Part of preparing for any negotiation is preparing yourself. Knowing the market, both geographic and specialty, in which you’ll be competing is critically important.
A very handy tool right on your desktop is your computer. Mine is always on, always connected to the Internet, and I use it when a new client calls for a quote. As soon as the person identifies the company he or she works for, I can “Google” the company’s name, click on the link to their website, and see how they use photography, and their level of marketing sophistication. In general, you want to get a quick overview of what the company is all about.
During that initial telephone conversation, gather as much information as you can about the client’s needs and wants. Ask open ended questions that will help you to ascertain her level of authority, her motivation? You need to be an attentive listener; don’t interrupt. Like my dad told me, “you have two ears and one mouth, use them in proportion.”

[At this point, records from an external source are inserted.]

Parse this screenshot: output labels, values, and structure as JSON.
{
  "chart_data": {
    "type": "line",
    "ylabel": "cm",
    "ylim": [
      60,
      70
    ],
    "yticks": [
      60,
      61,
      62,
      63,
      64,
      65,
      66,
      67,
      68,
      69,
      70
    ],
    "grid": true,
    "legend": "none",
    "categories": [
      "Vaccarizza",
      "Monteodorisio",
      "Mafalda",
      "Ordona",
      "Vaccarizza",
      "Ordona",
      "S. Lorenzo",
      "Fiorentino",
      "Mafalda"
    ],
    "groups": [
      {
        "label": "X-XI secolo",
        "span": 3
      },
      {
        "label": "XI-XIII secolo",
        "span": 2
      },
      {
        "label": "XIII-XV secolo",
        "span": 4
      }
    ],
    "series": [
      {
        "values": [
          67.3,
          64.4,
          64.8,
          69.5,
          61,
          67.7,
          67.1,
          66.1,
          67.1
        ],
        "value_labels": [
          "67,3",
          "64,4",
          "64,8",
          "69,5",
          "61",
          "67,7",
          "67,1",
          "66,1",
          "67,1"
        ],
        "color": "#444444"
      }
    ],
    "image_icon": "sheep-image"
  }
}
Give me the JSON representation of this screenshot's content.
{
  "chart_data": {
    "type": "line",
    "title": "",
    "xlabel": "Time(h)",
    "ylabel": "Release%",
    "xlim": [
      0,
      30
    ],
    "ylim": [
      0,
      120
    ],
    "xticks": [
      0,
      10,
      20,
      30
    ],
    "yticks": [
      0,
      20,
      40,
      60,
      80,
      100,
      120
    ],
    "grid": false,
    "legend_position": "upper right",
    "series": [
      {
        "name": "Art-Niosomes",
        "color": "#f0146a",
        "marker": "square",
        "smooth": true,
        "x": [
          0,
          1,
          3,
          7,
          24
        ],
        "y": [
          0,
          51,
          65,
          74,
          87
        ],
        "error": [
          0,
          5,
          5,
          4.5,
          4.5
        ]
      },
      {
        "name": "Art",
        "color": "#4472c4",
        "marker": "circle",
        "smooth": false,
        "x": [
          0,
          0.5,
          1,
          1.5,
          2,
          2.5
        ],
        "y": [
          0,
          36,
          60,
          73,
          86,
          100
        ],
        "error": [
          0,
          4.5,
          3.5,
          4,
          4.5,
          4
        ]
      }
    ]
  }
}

It’s impossible to listen and speak at the same time. If you have to speak, ask open ended question. Again, your job is to get as much information (read: knowledge) as possible about the client to help you to put together an estimate. Remember, to understand you must hear and to hear you must listen.
And finally, don’t trust your memory. Take notes, I use a “telephone cheat sheet” that keeps me on track during that initial phone call. It’s just a list of questions that I know I want to have answered by the potential client. My cheat sheet is available in the ASMP Business Practices Book.